Environmental groups call the call the pipeline an ecological disaster waiting to happen and say the so-called oilsands produce "dirty" oil that requires huge amounts of energy to extract.
The Canadian ambassador's sales efforts are made more challenging by protectionist efforts such as the 2009 Buy America law designed to protect U.S. jobs.
"If you have a high unemployment rate like they have in the United States, you're more susceptible to arguments on Buy America or protectionist policies."
But Doer noted that recent television ads on trade run by political parties targeted China, not Canada.
A recent Pew Research poll found that Americans viewed Canada as its most respected trading partner.
Notwithstanding the political rhetoric, American politicians know they can't get beyond a nine per cent unemployment rate without increasing trade, Doer added.
"I feel right now there is the mood for working on trade agreements in a positive way," he said.
That approach could materialize in three years when the softwood lumber agreement that imposed duties on Canadian suppliers is scheduled to end.
Canadian producers have offset lower exports south of the border by increasing sales abroad, including to emerging countries in Asia.
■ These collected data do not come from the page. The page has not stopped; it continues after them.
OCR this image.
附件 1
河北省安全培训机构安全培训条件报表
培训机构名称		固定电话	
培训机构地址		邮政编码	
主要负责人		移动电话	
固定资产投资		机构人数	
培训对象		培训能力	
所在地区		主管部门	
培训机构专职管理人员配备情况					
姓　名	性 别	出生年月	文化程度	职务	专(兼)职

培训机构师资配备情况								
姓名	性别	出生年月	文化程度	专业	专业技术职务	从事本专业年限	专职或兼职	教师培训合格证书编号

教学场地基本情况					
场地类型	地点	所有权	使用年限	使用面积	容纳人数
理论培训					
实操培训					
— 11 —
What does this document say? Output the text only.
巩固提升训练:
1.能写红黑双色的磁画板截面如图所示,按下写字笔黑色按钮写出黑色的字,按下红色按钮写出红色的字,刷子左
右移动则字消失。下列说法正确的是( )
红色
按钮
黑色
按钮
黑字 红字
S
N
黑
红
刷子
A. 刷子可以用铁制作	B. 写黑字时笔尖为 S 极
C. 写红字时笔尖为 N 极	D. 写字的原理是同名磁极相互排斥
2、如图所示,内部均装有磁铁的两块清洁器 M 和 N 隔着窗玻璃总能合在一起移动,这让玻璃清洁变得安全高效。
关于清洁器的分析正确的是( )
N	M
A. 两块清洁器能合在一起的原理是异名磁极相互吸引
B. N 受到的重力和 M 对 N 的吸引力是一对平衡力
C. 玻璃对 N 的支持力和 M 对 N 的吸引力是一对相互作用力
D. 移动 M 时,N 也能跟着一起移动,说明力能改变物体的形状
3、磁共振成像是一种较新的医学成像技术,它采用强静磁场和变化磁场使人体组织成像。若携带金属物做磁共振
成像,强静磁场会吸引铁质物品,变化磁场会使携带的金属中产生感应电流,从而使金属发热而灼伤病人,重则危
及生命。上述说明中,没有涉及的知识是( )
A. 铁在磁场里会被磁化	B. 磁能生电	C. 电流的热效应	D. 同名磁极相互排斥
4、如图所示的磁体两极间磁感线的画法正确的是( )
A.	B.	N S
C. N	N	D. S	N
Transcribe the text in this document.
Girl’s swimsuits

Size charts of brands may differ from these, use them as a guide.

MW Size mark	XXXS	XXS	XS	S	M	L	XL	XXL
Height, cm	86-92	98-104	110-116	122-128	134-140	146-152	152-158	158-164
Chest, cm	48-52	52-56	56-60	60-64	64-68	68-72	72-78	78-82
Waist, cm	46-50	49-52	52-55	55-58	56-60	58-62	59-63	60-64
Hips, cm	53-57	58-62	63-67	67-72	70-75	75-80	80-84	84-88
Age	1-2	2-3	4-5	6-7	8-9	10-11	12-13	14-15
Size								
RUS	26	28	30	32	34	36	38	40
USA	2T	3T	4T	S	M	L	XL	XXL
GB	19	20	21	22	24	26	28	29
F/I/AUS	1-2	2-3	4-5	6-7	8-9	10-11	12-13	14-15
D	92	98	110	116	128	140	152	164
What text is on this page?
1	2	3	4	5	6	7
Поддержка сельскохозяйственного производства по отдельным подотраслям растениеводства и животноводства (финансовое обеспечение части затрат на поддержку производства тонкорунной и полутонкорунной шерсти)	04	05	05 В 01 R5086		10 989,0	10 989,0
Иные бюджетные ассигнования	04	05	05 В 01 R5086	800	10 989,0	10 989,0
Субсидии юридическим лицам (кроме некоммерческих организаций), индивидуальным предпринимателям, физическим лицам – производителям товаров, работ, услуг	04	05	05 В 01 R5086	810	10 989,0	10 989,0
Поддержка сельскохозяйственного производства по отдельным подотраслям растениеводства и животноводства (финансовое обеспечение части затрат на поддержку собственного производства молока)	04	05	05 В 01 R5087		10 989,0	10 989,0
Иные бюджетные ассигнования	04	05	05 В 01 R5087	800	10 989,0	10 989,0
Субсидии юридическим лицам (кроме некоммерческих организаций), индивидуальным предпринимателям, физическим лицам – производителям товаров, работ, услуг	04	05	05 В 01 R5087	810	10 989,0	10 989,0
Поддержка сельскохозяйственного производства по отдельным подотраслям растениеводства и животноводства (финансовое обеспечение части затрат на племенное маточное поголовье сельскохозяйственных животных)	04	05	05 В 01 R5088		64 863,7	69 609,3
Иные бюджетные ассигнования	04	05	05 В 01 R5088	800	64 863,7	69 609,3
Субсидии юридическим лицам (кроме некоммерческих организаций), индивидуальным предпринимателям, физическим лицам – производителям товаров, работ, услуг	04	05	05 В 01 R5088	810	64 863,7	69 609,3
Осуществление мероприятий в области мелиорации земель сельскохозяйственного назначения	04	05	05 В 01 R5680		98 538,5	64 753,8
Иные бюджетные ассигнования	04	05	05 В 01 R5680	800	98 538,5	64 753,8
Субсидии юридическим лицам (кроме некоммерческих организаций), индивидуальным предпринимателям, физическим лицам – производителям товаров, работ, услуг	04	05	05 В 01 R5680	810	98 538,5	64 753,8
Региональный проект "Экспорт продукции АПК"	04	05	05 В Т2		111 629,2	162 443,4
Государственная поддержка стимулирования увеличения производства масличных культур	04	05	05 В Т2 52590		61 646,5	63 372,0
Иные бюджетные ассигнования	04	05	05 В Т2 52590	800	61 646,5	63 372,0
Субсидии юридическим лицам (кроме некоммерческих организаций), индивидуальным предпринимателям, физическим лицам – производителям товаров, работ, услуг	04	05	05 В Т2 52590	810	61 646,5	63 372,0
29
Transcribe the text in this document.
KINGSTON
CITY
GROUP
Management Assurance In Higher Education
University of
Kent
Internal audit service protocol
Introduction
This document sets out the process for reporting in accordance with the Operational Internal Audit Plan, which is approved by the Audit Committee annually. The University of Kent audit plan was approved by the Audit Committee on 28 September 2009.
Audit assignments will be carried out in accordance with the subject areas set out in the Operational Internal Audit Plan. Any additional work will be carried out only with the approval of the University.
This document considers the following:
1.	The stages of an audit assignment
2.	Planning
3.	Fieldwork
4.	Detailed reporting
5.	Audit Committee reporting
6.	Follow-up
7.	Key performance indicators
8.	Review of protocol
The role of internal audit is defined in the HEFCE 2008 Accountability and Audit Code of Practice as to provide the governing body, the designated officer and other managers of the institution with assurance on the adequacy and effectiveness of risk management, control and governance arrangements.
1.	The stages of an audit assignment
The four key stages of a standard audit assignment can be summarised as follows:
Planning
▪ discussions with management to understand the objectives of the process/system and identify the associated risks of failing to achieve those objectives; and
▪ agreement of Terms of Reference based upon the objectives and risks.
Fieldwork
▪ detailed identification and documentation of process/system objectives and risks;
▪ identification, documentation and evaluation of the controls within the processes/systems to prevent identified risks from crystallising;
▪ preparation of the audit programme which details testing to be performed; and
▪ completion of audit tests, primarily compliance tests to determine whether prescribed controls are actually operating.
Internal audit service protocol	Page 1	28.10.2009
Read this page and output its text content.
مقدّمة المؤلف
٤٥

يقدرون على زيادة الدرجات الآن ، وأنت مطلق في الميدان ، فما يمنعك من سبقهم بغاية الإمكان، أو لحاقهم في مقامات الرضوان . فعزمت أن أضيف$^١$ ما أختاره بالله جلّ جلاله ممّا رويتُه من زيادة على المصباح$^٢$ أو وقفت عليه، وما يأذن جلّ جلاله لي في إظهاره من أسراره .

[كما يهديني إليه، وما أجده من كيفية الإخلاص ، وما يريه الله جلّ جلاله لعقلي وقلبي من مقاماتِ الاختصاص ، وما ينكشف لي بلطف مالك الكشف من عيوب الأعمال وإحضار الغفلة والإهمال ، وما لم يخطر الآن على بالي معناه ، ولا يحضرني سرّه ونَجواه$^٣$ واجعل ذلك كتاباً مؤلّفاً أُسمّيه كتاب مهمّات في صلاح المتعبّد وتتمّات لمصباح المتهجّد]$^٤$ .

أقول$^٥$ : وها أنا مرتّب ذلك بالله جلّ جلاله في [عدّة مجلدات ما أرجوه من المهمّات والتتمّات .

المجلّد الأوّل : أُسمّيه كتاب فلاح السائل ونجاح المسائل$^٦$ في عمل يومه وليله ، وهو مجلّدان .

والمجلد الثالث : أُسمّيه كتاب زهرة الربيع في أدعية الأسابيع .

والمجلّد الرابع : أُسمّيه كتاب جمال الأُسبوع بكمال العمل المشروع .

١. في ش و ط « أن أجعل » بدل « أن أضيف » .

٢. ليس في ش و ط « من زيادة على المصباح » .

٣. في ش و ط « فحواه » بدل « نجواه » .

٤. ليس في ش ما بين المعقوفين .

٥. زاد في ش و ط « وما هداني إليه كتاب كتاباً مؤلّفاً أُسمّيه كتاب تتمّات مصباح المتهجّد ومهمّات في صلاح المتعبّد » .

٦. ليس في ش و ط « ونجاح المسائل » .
While Americans will remain a big purchaser of Canadian lumber, the United States could feel the consequences of its trade approach when the new housing market improves in a few year, Doer told reporters.
"You could see a situation in three years where there's a shortage of wood because of some narrow disputes that we've had."
Despite the ongoing efforts to remove trade irritants between the two countries, Doer said the biggest issue they face is security -- both domestically and internationally.